Servirebbe un po'... un po' di tempo.

Una pausa dal mondo reale, nella quale poter staccare il cervello e chiudere gli occhi. Servirebbe poi la giusta sede per questo straniamento, un locus amoenus per dire, ideale ma non necessariamente isolato o fermo, dove poter trovare lo stato mentale adatto.

Tutto questo per dire che il nuovo lavoro di Philip Selway, batterista dei Radiohead, non è un album per tutti i giorni.

Ci sono alcuni artisti a cui si deve dare il tempo di sbocciare, forse schivi per natura, riflessivi, non danno tutto e subito, necessitano del loro "momento".

Un disco che sorprenderà i fan del gruppo che lo ha reso famoso, ma che potrà trovare estimatori anche in un pubblico diverso. Come coloro che ricercano la canzone d'autore, semplice ma mai banale.

Dopo l'inarrestabile macchina elettronica di Thom Yorke e la vena compositiva votata alle colonne sonore di Jonny Greenwood, è il batterista che muove il passo più deciso, non del tutto inaspettatamente in realtà. Sembra che da soli rendano meglio i "ragazzi", svuotati di quella responsabilità da prossima uscita.

Se il primo disco si era essenzialmente risolto in alcuni brani molto semplici, costituiti dal binomio vincente voce e chitarra, questo "Weatherhouse", in uscita il 6 ottobre per Bella Union, appare come già completo e adeguato all'istante in cui il compositore forse si trovava, quel "momento" per l'appunto.

Grande personalità nella voce, che non era apparsa nel precedente lavoro, quasi avesse paura di "sforare", e che qui invece tocca corde espressive che mi piacerebbe sentire più spesso. Come quando da piccoli si aprivano i cassetti dei genitori e si trovavano oggetti semplici, elementari per gli adulti, ma che a noi sembravano chissà che cosa.

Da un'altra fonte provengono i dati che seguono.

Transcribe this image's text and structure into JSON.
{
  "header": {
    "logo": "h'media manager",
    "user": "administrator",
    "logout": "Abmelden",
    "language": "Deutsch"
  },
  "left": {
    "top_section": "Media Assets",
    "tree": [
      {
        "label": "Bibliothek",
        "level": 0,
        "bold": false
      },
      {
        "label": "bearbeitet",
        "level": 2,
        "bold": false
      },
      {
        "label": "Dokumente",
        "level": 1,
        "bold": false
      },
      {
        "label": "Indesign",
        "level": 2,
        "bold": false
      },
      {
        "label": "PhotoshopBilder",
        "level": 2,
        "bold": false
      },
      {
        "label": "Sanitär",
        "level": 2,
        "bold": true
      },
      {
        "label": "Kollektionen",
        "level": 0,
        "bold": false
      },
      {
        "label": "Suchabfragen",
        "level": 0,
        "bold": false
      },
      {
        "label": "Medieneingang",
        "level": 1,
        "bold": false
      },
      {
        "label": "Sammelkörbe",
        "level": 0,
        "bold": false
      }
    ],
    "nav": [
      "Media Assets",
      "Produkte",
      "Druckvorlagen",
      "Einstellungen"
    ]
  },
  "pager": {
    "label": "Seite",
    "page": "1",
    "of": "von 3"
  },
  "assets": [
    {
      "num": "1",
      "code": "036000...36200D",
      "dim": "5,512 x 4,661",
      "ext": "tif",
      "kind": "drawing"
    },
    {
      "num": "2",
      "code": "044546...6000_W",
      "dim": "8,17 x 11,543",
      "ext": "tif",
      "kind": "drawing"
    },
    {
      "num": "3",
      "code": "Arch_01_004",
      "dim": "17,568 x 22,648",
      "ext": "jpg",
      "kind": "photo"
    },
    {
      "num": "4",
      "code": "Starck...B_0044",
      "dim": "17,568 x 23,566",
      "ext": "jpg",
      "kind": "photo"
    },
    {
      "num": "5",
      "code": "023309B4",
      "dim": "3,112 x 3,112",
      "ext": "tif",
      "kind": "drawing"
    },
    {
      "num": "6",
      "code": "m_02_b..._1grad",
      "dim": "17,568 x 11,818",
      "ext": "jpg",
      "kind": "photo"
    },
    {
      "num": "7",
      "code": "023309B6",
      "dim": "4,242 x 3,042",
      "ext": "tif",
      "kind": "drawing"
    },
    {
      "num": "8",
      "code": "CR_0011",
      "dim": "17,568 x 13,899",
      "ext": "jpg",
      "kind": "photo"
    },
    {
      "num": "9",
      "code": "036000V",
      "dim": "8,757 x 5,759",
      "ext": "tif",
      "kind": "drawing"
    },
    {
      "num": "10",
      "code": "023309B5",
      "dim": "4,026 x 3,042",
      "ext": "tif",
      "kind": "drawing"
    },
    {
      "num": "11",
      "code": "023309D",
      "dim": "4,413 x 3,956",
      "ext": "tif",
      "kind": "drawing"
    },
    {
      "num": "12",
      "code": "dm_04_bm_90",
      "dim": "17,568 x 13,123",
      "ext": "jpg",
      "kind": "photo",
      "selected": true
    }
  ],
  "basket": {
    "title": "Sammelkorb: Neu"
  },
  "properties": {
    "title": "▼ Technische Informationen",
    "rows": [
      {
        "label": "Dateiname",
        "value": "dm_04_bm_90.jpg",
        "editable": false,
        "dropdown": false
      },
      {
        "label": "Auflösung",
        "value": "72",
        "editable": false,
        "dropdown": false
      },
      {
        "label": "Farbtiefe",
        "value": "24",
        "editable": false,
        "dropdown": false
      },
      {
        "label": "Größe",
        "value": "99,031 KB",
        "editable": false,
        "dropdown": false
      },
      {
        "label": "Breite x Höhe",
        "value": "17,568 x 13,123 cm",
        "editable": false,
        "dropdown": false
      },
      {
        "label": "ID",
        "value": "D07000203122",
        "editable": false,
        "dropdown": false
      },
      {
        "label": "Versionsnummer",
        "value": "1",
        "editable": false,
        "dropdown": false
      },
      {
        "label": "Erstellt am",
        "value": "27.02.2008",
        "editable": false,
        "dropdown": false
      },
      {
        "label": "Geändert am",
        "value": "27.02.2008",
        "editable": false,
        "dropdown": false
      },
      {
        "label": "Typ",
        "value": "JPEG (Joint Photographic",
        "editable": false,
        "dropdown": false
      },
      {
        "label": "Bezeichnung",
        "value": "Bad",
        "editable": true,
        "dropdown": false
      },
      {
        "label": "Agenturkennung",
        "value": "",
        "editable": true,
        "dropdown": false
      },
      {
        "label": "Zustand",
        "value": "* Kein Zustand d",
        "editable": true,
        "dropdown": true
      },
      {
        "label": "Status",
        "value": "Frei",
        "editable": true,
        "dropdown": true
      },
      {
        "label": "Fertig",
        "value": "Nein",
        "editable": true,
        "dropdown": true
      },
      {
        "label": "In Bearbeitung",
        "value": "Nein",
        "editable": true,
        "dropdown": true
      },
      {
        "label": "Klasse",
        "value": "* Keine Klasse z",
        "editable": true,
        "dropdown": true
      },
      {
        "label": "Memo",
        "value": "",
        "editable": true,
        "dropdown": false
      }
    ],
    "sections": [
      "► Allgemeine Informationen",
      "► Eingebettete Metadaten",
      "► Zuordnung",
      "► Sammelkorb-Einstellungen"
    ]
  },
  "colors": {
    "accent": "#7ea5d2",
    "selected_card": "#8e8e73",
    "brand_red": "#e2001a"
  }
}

Arrangiamenti certosini e soluzioni armoniche maggiormente curate. Per chi apprezza gli archi ad esempio, qui posati accuratamente e in maniera assolutamente non invasiva, troverà pane per i propri denti.

Dopo il singolo "Coming Up For Air", con il suo incedere deciso e coinvolgente, ci si accorge facilmente di essere di fronte ad un disco costituito da vere e proprie canzoni. La nebbiosa "Ghosts"; "Miles Away" perfetta nella sua ricerca quasi lo-fi.

Non mancano momenti più ariosi e melodicamente delicati come "Drawn to the Light", perfetta colonna sonora per un film ambientato in un aeroporto giapponese, dove ti passa di fianco un milione di persone e tu quasi non te ne rendi conto. Fantastica. O come la ballata matura, dal sapore beatlesiano e arrangiamento sopraffino, "It Will End In Tears".

E l'album fila via, scorre veloce e senza intoppi, non cala alla distanza (merce rara di questi tempi) e ti trascina fino al finale, colorato da alcuni violini ciondolanti e asimmetrici. Come se la molla del carillon della copertina stesse lentamente perdendo la sua spinta motrice, fino a fermarsi inesorabilmente.

Grandi compositori crescono. Servirebbe un po' di tempo insomma.